Multiples for RAGTIME at PlayMakers Repertory Company
A fresh take on the musical Ragtime is opening this Saturday at PlayMakers Repertory Company, so I thought a post on some of the craftwork might be fun! The show, written to be set in 1906, has historically been produced with opulent period costumes for its wealthy/celebrity characters and historically appropriate workwear for its lower-income characters. So, when the season was announced, I thought I'd be making a bunch of elaborate hats and doing a lot of distressing and aging of clothes. Boy, was I mistaken!
Costume designer Lux Haac has envisioned a contemporary urban landscape in terms of the clothes--all up-to-the-minute 2019 fashions from trendy retailers like Urban Outfitters. I found myself blocking a couple of Brooklyn-hipster fedoras (one velour felt, one raffia straw), but mostly my labor went towards two big projects: the branded Ford hats for Henry Ford's ominously-rousing number, and a whole host of highly-specific t-shirt graphics in transfer vinyl.
Let's start by talking about the Ford hats:
Ray Dooley as Henry Ford with ensemble
Lux wanted the twelve-person chorus to have a fantastical version of factory-worker hats--denim ball caps adorned with sequins, Swarovski crystals, and ostrich feather plumes. The majority of the show is played very realistically, so when theatrical moments happen, there's some sort of absurdity in the look of the clothes to clue the audience into the presence of falsehood, fantasy, and subtext.
The silver sequin schlung is machined along the seamlines of the caps and hand-stitched (not glued!) along the visor for security during the choreography. The image above shows the first batch of caps set up for hand sewing of that visor trim.
The Ford logo requires 51 hand-placed Swarovski crystals. Due to size variation, some needed 52 or 53! That's over 600 crystals just in the logo alone for this number. The pompons on top of each hat are curly ostrich with thin streamers of silver braid integrated in.
And then there's the bandleader's hat with its lurex/chandelle plumage on top!
I made this whole number worth of hats with the help of three undergraduate assistants.
This was the simplest cut, both in terms of the time it took for the machine (seconds) and the time it took for someone to weed out the negative space before heat-pressing onto the shirt.

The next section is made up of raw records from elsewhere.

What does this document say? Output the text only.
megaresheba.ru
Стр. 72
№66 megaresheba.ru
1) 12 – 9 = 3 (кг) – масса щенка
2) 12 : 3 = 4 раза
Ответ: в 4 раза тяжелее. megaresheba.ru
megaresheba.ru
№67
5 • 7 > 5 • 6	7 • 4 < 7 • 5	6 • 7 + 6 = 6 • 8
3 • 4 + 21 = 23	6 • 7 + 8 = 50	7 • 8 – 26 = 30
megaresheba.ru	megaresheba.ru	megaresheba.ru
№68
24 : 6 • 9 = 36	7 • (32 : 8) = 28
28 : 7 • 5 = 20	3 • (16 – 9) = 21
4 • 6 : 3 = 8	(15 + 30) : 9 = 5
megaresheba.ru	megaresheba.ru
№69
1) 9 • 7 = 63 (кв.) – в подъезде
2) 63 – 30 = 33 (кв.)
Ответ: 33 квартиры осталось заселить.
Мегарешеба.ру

We had six firemen shirts to make, with this FIRE logo on both the front pocket and huge across the back. Because the cut was to be done in white vinyl, Lux performed some Illustrator Tetris to lay them out in tandem with another white vinyl cut...
...the letters on this memorial jacket-back design. This was a team effort with Lux herself--I created the photo transfer on inkjet transfer paper, then Lux airbrushed the flowers and cameo design, then I applied the heat-set vinyl cuts. BIG SPOILER: Coalhouse wears this tribute to Sarah after her death.
The vinyl cutter tech at the makerspace said this complex file was the longest cut he'd run--it took almost 15 minutes! Then it took almost an hour for one of our graduate students to weed the negative space before applying to the shirt.
Ragtime opens this Saturday and runs for the next two weeks, Tuesday through Sunday.